Opus Pocus ! Et aussi trois cartes…
Bon ! Déjà, bien comprendre la nouvelle tarification m’a demandé un petit bout de temps. Mais là où je suis vraiment tombée en bas de ma chaise, c’est quand j’ai réalisé que j’aurais dorénavant besoin de trois cartes Opus différentes.
Les titres Tous modes AB ne peuvent être installés que sur une carte Opus « spéciale », vendue seulement dans quelques points de vente. Au moins, si vous avez déjà une carte Opus, vous pourrez obtenir cette deuxième carte gratuitement.
Les titres Tous modes A et Bus seulement ABC peuvent être chargés sur une carte Opus « ordinaire »… mais pas en même temps ! Plus précisément : si j’ai des titres Tous modes A sur ma carte Opus, la machine refusera obstinément d’y ajouter des titres Bus seulement ABC . Et vice versa. Et ça, vraiment, j’ai de la difficulté à comprendre.
Je me suis donc résolue à me procurer une troisième carte Opus (qu’on m’a fait payer, cette fois-ci), pour avoir dans mon portefeuille tous les titres de transport dont j’ai besoin lorsque j’en ai besoin.

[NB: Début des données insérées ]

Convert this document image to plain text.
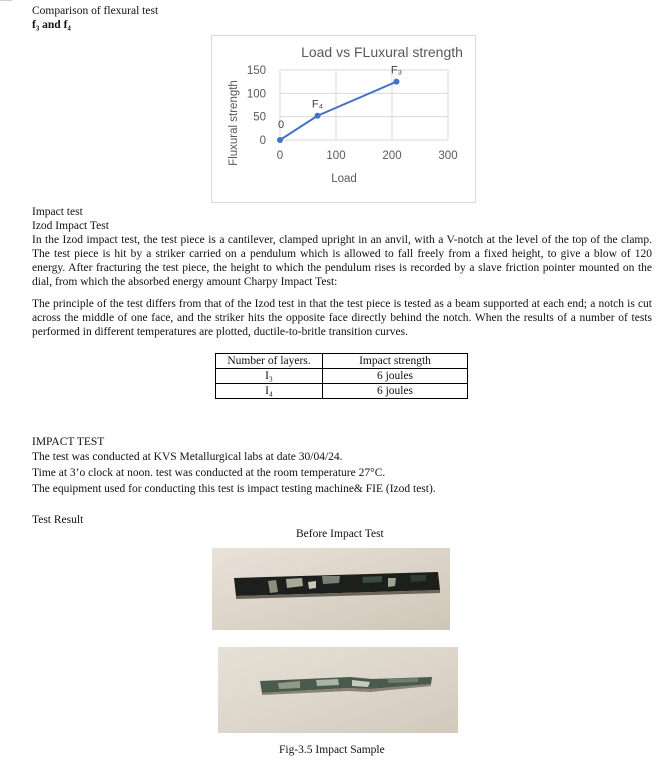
Comparison of flexural test
f₃ and f₄
Load vs FLuxural strength
0
50
100
150
0	100	200	300
Load
Fluxural strength	0
F₄
F₃
Impact test
Izod Impact Test
In the Izod impact test, the test piece is a cantilever, clamped upright in an anvil, with a V-notch at the level of the top of the clamp. The test piece is hit by a striker carried on a pendulum which is allowed to fall freely from a fixed height, to give a blow of 120 energy. After fracturing the test piece, the height to which the pendulum rises is recorded by a slave friction pointer mounted on the dial, from which the absorbed energy amount Charpy Impact Test:
The principle of the test differs from that of the Izod test in that the test piece is tested as a beam supported at each end; a notch is cut across the middle of one face, and the striker hits the opposite face directly behind the notch. When the results of a number of tests performed in different temperatures are plotted, ductile-to-britle transition curves.
Number of layers.	Impact strength
I₃	6 joules
I₄	6 joules
IMPACT TEST
The test was conducted at KVS Metallurgical labs at date 30/04/24.
Time at 3’o clock at noon. test was conducted at the room temperature 27°C.
The equipment used for conducting this test is impact testing machine& FIE (Izod test).
Test Result
Before Impact Test
Fig-3.5 Impact Sample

Au-delà de l’anecdote (parce qu’il y a des choses pires dans la vie que de devoir traîner trois cartes Opus), je ne peux pas m’empêcher de penser que c’est une très mauvaise façon d’encourager les gens à prendre le transport en commun. L’Autorité régionale de transport métropolitain rend ça tellement complexe que… même les employés des sociétés de transport, censés nous aider, ont de la difficulté à comprendre les règles !
J’ai aussi l’impression que le système est davantage pensé pour les gens qui se procurent une passe mensuelle que pour ceux qui, comme moi, utilisent le transport en commun quatre ou cinq fois par semaine. Or, mon entreprise n’est pas la seule à être passée en mode hybride, et je n’ai pas l’impression que la tendance va s’inverser dans les prochaines années.
Évidemment, si j’étais paresseuse, je pourrais n’acheter que des titres Tous modes A qui fonctionnent pour tous mes déplacements et qui tiennent sur une seule carte Opus. Par contre, je paierais souvent un dollar de trop par déplacement. Et comme le transport en commun est déjà assez coûteux, je n’ai pas vraiment envie de payer plus cher que je ne dois.
Bref, ces tracas ne sont pas assez contraignants pour que je retourne m’acheter une voiture. Mais j’ai bien peur que ce le soit assez pour en décourager plusieurs d’abandonner la leur…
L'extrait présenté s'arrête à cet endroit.